Il WEO è la pubblicazione di punta dell’Agenzia ed è ampiamente riconosciuta come la più autorevole fonte di analisi delle proiezioni energetiche di medio-lungo termine, offrendo utili indicazioni alle imprese del settore e consigli per i Governi. Certamente non è un compito facile quello di prevedere le tendenze energetiche, come dimostra l’inaspettata rivoluzione introdotta dalla tecnologia del fracking per estrarre gas e petrolio dagli scisti.
C’è una grande crescita nella produzione di shale oil che raggiungerà il suo picco intorno al 2020, per poi rimanere stazionaria - ha affermato la Direttrice esecutiva dell’IEA, Maria van der Hoeven nel suo discorso di presentazione, per altro in sintonia con l’analisi compiuta dal Dipartimento dell’Energia statunitense che ha previsto il perdurare degli alti livelli di produzione del petrolio americano da scisti fino al termine del decennio, per poi rallentare rapidamente - Tuttavia ci aspettiamo che il Medio Oriente tornerà ad essere un importante produttore ed esportatore di petrolio, atteso che possiede enormi quantità di petrolio leggero [ndr: quello più economicamente estraibile] mentre il petrolio da scisti non è a bassi costi”.
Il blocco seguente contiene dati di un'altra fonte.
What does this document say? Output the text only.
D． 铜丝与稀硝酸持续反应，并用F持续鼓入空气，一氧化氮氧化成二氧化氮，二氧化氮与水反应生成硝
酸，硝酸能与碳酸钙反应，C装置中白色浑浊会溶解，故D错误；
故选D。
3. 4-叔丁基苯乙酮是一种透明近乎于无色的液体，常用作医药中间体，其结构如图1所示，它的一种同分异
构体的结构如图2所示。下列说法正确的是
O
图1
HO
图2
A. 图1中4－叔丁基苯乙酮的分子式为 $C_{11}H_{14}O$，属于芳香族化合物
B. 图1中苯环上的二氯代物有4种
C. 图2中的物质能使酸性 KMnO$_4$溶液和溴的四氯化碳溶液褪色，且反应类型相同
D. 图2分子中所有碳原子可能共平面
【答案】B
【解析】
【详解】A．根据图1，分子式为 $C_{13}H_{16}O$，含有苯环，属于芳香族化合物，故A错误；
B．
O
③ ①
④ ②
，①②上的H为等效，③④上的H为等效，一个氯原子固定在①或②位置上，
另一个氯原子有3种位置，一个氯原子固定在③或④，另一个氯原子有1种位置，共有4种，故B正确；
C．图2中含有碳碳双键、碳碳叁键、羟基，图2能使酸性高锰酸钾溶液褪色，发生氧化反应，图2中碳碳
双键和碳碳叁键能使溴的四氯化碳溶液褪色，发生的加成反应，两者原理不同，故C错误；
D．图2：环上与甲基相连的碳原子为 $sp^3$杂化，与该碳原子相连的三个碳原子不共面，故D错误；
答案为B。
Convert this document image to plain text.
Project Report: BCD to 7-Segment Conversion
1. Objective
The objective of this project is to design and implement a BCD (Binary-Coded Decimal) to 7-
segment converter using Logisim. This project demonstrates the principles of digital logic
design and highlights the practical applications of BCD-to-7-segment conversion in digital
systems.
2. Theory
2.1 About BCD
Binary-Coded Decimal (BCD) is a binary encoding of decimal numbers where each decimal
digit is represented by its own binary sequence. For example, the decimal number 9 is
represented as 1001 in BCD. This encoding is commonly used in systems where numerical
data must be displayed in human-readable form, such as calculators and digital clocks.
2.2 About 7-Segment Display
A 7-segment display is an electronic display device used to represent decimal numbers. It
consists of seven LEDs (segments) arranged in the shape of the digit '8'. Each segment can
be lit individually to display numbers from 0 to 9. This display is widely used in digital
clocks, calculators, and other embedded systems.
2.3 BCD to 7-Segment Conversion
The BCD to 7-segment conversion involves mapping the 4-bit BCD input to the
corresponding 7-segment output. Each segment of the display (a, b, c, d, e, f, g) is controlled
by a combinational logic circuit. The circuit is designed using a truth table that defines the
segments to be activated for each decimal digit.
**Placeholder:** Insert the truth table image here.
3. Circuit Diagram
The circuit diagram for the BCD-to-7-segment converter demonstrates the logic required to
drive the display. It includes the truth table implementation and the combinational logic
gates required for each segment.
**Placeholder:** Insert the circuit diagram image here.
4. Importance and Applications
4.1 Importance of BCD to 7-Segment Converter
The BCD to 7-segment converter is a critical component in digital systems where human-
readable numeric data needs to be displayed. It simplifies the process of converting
Il Rapporto presenta uno scenario centrale in cui la domanda globale di energia aumenterà di un terzo nel periodo fino al 2035.

Lo spostamento della domanda globale di energia in Asia aumenterà progressivamente, ma la Cina rallenterà dopo il 2020, mentre l'India e Paesi del Sud-Est asiatico aumenteranno i loro consumi. Anche il Medio Oriente si collocherà al centro della scena, come un consumatore di energia, diventando il 2° maggior consumatore di gas del mondo entro il 2020, e il 3° più grande consumatore di petrolio entro il 2030, ridefinendo il suo ruolo nei mercati energetici mondiali. Secondo il WEO 2013, il Brasile conserverà uno dei settori energetici a più alta intensità del mondo, nonostante stia sperimentando un incremento nel consumo di energia dell’ordine del 80% al 2035 e si stia indirizzando a diventare uno dei più grandi produttori mondiali di petrolio. La domanda di energia dei Paesi OCSE aumenterà appena e nel 2035 sarà meno della metà di quella dei Paesi non OCSE.

Le fonti energetiche a basse emissioni soddisferanno circa il 40% dell’aumento della domanda mondiale di energia. In alcune regioni la rapida espansione dell’eolico e del solare fotovoltaico solleverà questioni fondamentali relative la pianificazione dei mercati energetici e la loro capacità di garantire investimenti adeguati e affidabilità a lungo termine.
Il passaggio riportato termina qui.